O que aconteceu após Nora deixar a Casa de Bonecas ou Pilares das Sociedades, peça escrita em 1979 pela romancista, ensaísta e dramaturga austríaca, vencedora do Nobel de literatura, Elfriede Jelinek, começa exatamente no ponto em que termina Casa de Bonecas, escrita pelo norueguês Henrik Ibsen cem anos antes. Protagonista de ambas as peças, Nora aparece em Ibsen como uma figura feminina aparentemente bem enquadrada na sociedade patriarcal e que, no entanto, se liberta pouco a pouco de sua condição submissa, deixando a casa onde morava e abandonando marido e filhos. Já a peça de Jelinek tem início no momento em que Nora inicia sua trajetória como mulher emancipada, mas nem por isso livre das estruturas de dominação que a assujeitam, seja em virtude de sua condição de operária de fábrica, seja em seu novo casamento com o Cônsul Weygang – empresário avarento e calculista que a autora foi buscar entre os personagens de outra peça de Ibsen, Pilares da Sociedade –, seja ainda pelas pressões econômicas que a desafiam continuamente em sua busca pela realização pessoal.

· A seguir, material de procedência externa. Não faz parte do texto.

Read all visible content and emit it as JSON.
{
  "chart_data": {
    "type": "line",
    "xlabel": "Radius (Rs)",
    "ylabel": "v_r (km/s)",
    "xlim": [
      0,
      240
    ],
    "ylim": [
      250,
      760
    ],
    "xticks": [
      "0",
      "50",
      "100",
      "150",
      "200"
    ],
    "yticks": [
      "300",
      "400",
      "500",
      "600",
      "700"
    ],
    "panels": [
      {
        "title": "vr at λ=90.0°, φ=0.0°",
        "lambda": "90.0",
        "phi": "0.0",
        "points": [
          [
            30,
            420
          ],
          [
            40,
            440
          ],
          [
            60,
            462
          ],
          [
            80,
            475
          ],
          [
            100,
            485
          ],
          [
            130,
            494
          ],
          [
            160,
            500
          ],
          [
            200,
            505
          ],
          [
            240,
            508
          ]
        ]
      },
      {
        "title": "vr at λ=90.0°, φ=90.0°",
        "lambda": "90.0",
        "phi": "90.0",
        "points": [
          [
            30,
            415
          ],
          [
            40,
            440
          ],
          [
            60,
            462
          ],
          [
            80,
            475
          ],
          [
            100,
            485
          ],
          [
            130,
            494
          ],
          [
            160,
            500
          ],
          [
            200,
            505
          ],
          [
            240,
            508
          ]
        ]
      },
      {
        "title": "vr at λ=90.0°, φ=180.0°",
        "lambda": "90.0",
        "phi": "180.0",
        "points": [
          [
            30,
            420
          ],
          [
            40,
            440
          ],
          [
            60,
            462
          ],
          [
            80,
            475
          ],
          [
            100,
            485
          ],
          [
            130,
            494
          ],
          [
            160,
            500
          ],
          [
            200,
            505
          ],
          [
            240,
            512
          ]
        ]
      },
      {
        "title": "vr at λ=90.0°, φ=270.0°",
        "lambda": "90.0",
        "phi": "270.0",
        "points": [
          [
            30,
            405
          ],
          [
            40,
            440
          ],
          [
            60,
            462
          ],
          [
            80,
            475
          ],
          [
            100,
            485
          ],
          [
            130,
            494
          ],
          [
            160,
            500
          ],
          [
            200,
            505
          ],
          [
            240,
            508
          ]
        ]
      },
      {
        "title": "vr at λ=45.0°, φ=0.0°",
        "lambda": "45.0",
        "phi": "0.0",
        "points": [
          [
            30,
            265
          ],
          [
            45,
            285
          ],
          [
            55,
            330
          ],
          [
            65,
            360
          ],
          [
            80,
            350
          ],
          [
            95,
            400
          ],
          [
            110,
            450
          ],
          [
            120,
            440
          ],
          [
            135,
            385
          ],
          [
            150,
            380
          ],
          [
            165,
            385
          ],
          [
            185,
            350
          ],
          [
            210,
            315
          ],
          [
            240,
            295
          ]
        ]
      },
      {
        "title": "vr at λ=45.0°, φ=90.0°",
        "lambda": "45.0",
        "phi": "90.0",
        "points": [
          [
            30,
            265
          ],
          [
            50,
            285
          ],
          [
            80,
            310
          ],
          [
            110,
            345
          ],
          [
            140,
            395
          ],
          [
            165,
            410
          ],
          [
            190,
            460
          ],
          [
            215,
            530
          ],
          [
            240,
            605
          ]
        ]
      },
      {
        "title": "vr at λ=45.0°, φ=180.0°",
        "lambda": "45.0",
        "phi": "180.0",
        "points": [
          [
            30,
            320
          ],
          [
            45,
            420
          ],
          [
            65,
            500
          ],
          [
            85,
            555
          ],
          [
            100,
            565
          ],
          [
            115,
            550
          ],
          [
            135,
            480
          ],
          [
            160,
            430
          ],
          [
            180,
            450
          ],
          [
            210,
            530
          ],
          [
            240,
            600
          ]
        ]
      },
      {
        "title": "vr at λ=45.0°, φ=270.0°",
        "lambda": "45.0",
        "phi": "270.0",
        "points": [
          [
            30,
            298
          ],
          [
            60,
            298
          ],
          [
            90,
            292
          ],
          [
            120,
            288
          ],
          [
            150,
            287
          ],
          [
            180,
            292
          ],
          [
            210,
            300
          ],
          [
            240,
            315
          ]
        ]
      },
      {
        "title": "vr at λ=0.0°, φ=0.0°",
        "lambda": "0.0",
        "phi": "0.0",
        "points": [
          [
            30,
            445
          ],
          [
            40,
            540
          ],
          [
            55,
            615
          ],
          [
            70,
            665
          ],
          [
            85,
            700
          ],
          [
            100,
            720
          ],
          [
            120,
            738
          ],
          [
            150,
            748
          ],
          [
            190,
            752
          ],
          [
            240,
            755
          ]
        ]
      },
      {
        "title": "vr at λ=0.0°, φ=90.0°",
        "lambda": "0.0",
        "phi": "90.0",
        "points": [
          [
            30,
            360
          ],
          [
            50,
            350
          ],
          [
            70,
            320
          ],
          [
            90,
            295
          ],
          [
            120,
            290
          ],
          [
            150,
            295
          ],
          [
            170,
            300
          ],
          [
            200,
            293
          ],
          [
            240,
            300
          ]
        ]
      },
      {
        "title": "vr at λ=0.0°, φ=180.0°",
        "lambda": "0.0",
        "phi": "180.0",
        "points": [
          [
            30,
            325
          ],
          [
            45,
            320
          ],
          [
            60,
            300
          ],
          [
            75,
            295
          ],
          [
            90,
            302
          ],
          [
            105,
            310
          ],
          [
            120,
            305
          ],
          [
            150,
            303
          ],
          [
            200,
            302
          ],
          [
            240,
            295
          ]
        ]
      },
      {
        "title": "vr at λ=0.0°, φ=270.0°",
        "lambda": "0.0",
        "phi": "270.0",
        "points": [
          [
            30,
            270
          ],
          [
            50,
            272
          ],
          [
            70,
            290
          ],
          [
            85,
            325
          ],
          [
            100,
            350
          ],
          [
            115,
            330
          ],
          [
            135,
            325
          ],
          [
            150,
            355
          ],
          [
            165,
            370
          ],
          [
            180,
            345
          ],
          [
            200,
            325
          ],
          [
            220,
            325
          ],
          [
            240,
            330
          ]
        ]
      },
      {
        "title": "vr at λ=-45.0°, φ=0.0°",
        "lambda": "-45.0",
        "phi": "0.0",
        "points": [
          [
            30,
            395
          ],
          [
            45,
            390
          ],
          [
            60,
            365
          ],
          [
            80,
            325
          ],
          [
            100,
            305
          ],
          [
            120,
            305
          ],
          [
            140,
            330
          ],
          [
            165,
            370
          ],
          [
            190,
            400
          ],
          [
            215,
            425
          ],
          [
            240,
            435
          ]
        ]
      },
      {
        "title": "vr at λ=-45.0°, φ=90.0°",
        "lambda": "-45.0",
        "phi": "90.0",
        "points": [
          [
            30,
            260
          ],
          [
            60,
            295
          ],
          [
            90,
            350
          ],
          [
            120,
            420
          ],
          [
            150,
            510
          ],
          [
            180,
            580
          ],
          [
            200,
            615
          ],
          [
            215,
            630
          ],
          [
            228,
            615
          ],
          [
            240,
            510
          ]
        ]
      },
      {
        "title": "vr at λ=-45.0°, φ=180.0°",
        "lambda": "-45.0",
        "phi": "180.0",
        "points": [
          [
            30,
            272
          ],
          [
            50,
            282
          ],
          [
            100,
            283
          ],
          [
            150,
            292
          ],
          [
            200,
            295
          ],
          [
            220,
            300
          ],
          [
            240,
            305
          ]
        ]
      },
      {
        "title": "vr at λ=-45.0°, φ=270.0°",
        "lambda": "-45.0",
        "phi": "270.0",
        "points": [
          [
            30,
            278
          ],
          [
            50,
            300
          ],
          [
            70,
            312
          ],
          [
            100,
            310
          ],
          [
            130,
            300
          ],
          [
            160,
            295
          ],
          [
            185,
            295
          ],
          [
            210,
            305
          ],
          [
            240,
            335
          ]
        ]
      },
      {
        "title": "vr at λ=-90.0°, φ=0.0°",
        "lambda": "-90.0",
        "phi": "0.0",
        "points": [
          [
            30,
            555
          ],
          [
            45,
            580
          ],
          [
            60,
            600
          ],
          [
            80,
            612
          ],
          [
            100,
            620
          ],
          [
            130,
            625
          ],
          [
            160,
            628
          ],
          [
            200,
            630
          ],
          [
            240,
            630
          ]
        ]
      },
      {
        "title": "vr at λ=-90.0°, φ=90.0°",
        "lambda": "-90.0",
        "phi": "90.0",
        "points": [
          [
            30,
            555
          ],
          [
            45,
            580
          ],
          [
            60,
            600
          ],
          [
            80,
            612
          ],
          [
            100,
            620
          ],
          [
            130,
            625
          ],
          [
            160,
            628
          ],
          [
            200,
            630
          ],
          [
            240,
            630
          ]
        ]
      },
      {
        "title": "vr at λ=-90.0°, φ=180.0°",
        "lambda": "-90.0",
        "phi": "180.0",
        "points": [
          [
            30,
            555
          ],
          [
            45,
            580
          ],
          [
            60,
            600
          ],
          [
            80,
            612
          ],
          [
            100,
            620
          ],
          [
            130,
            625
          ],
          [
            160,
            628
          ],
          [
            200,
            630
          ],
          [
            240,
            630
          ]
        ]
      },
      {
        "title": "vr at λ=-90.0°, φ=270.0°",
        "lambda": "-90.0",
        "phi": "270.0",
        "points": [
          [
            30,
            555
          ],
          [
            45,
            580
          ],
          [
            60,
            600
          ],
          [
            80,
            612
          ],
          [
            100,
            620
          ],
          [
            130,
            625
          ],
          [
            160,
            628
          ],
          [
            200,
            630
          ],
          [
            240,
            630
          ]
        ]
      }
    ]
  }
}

O argumento desta obra, concebida como um drama secundário, nasce de um interesse que sempre moveu a atividade criadora de Elfriede Jelinek: resgatar figuras femininas, reais ou literárias, como forma de tematizar questões sociais profundas e complexas.
A Nora de Jelinek nos palcos
Marcando o início da atividade teatral da autora, O que aconteceu… teve estreia mundial em 6 de outubro de 1979, no Schauspielhaus da cidade austríaca de Graz, sob direção de Kurt Josef Schildknecht. Segundo artigo do jornal Presse, a atriz Petra Fahrnländer interpretou não apenas a Nora de Jelinek, mas também a de Ibsen, quando Casa de Bonecas esteve nos palcos do mesmo teatro. Dando sequência ao êxito da montagem, no ano de 1992, em Viena, a direção de Emmy Werner inovou ao colocar duas atrizes – Beatrice Frey e Andrea Eckert – para se revezarem na interpretação de Nora. A edição da Temporal inclui as fichas técnicas dessas montagens e de outras realizadas na França, no Japão e na Argentina.
Sobre a edição da Temporal
Um prefácio, assinado por Ruth Bohunovsky, uma das tradutoras, dá início à edição. No texto, a autora contextualiza a peça em relação aos dois textos de Ibsen que servem de referência para Jelinek. Além disso, o leitor também encontra uma apresentação dos tradutores Angélica Neri, Gisele Eberspächer, Luiz Abdala Jr. e Ruth Bohunovsky. O texto elucida alguns dos critérios adotados no trabalho coletivo de traduzir não apenas o texto, mas também os traços estilísticos da dramaturga, enfatizando o intuito de recriar, em português brasileiro, um dos traços fundamentais da escrita de Jelinek: a intertextualidade; ou seja, a profusão de referências a livros, músicas, clichês, discursos publicitários e outras memórias comuns que formam o universo cultural de seus destinatários. Por fim, na seção “Anexos” estão, além das fichas técnicas das principais montagens, sugestões de leitura sobre a vida e a obra da autora. As fotografias de capa e miolo foram produzidas na montagem de 1992, realizada no Volkstheater, em Viena.